走进这个只有120几户人家的村子,立刻感觉到了雪乡之雪的独特魅力。虽然从哈尔滨驱车在“黑白两道”上一路驶来,200多公里的沿途也都是千里冰封、银装素裹的世界,但都无法与之相比。因为独特的地理环境和气候条件,这里的雪是最大、最厚、最白、最黏的。还因为这里的“木刻楞”原始小屋以及山上林中众多树桩的自然状态,为覆盖的大雪雕琢出各种造型。
这是一个洁白的圣殿。雪是这个村庄的主宰,是这里一切的主宰。
一切都是白色的,犹如乘飞机在万米高空的云层之上俯瞰下面的白云。错落的房屋是白色的,逶迤的小巷是白色的,四周的山峦是白色的,高矮的林木是白色的,院里的鸡窝狗圈劈柴垛是白色的。总之,雪覆盖了万物,皑皑一片铺陈开来,洁白而浩瀚。
雪绵绵密密、粘粘缠缠,随物具形。伐木留下的树桩上罩着圆圆的雪盖,形成一个个可爱的雪蘑菇;一种不完全落叶的树上,褐色的叶片托着一朵朵美丽的雪棉花;农家院落圆木栅栏的顶端,排列着一串串玲珑的雪馒头;“木刻楞”小屋木制的房檐下,悬挂着一重重厚实的雪幕布;路边和荒野中的乱石堆,变成了一群群憨态的雪绵羊……

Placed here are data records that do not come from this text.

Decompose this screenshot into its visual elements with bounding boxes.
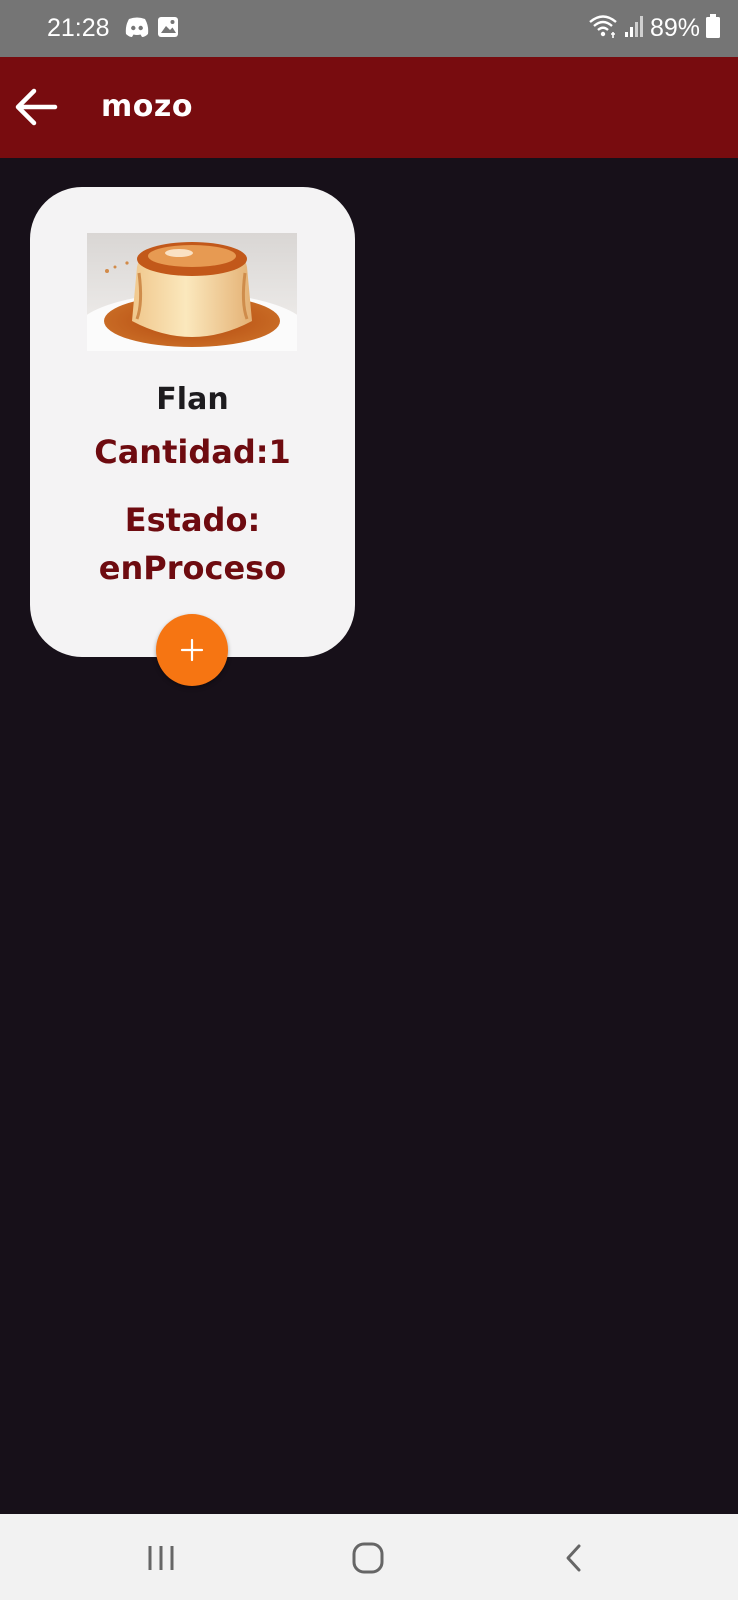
dish-image xyxy=(87,233,297,351)
order-card[interactable]: Flan Cantidad:1 Estado: enProceso xyxy=(30,187,355,657)
back-button[interactable] xyxy=(12,83,60,131)
arrow-back-icon xyxy=(15,88,58,126)
plus-icon xyxy=(180,638,204,662)
back-icon xyxy=(566,1544,581,1572)
discord-icon xyxy=(124,16,150,42)
dish-name: Flan xyxy=(156,382,229,417)
image-icon xyxy=(157,16,179,42)
home-button[interactable] xyxy=(346,1536,390,1580)
status-bar: 21:28 89% xyxy=(0,0,738,57)
wifi-icon xyxy=(588,13,618,43)
quantity-text: Cantidad:1 xyxy=(94,433,291,471)
system-nav-bar xyxy=(0,1514,738,1600)
home-icon xyxy=(352,1542,384,1574)
state-value: enProceso xyxy=(98,549,287,587)
app-bar: mozo xyxy=(0,57,738,158)
status-time: 21:28 xyxy=(47,14,110,42)
recent-apps-button[interactable] xyxy=(139,1536,183,1580)
recent-apps-icon xyxy=(148,1546,174,1570)
signal-icon xyxy=(624,14,644,42)
add-button[interactable] xyxy=(156,614,228,686)
page-title: mozo xyxy=(101,89,193,124)
nav-back-button[interactable] xyxy=(552,1536,596,1580)
battery-icon xyxy=(706,14,720,42)
battery-percentage: 89% xyxy=(649,14,700,42)
status-right-group: 89% xyxy=(588,12,720,44)
state-label: Estado: xyxy=(124,501,261,539)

村子四周山坡的最高峰(洋草山)上,雪又是另外一种景象。雪完全没有污染,所以白得没有任何杂色,白得令人有点眩目,白得有些罗曼蒂克。太阳出来了,这雪又被涂上了一层银色,白得晶莹剔透,白得金星闪烁,白得富贵灿烂。置身其中,满眼的冰亮亮白刺刺银灿灿,那感觉就好象来到了一个童话世界。
山上的雪除了白还特别厚,只要离开逼仄的雪道立刻就雪深过膝,而且还会渐远渐深。最深处到底有多深没有人知道,也从来没有人冒险踏探过,人们离开雪道一般都在三五步远,最多也不会超过十步。这三五步的体验对我来说就已经足够了。这三五步中,我体验到了躺在雪地上而不下沉的神奇悬浮,体验到了每跨出一步时,随着身体重心的转移和由于雪地表面的风干,而产生的一硬一软的两次塌陷。
山顶上的雪不象村子里的那样嘈杂,因为空旷而显得十分寂静,寂静得甚至可以聆听,只要你愿意并用心去感觉。凛冽的北风在地面上掠过的声音,厚厚的雪挂从树枝上坠落的声音,枯黄的草梗在雪原上抖擞的声音,初升的太阳下雪在细细碎碎融化的声音,蓝丽的天空与雪原之间默默对话的声音……所有这一切糅合在一起,犹如某个遥远时代的无伴奏合唱。也许这就是童话世界的天籁之声吧。
因为没有朗月星空,因为只有数盏大红灯龙在风中摇摇曳曳,入夜后的雪乡一片黑暗、一片朦胧,也更加寒冷。于是缱绻在热炕上,得意自足地饮着,海阔天空地聊着,孩子一样地玩着,喝足了聊腻了玩累了,就合衣而卧并很快进入了梦乡。
我的梦虽然还是白色的,而且很温暖,但梦中雪乡的美丽与白天所见相比,打了很大的折扣。尽管雪仍然很大很黏,但雪乡独具特色的东西越来越少了。村里村外、山上山下再也看不到雪蘑菇了,因为早年伐木留下的粗树桩作为烧柴都被劈掉了,加上封山又没有新的树桩留下,即便是不禁伐也不会有那么粗的树桩了,满眼满山的人工林,最茁壮的也不过碗口粗;村民们陆陆续续都富裕起来了,纷纷住进了水泥砖瓦铝合金的“好房子”,于是“木刻楞”小屋也就消失了,一同消失的还有屋檐下那一重重皱褶厚实的雪幕布;旅游业发展的步伐不断加快,外国人建的和中国人自己建的五星超五星酒店比肩耸立,八层十层乃至更高大的身躯,及其“巴洛克”、“拜占庭”、“伊里亚特”等离奇古怪的名字,在这个小小的山坳里显得有些不伦不类,令人哭笑不得。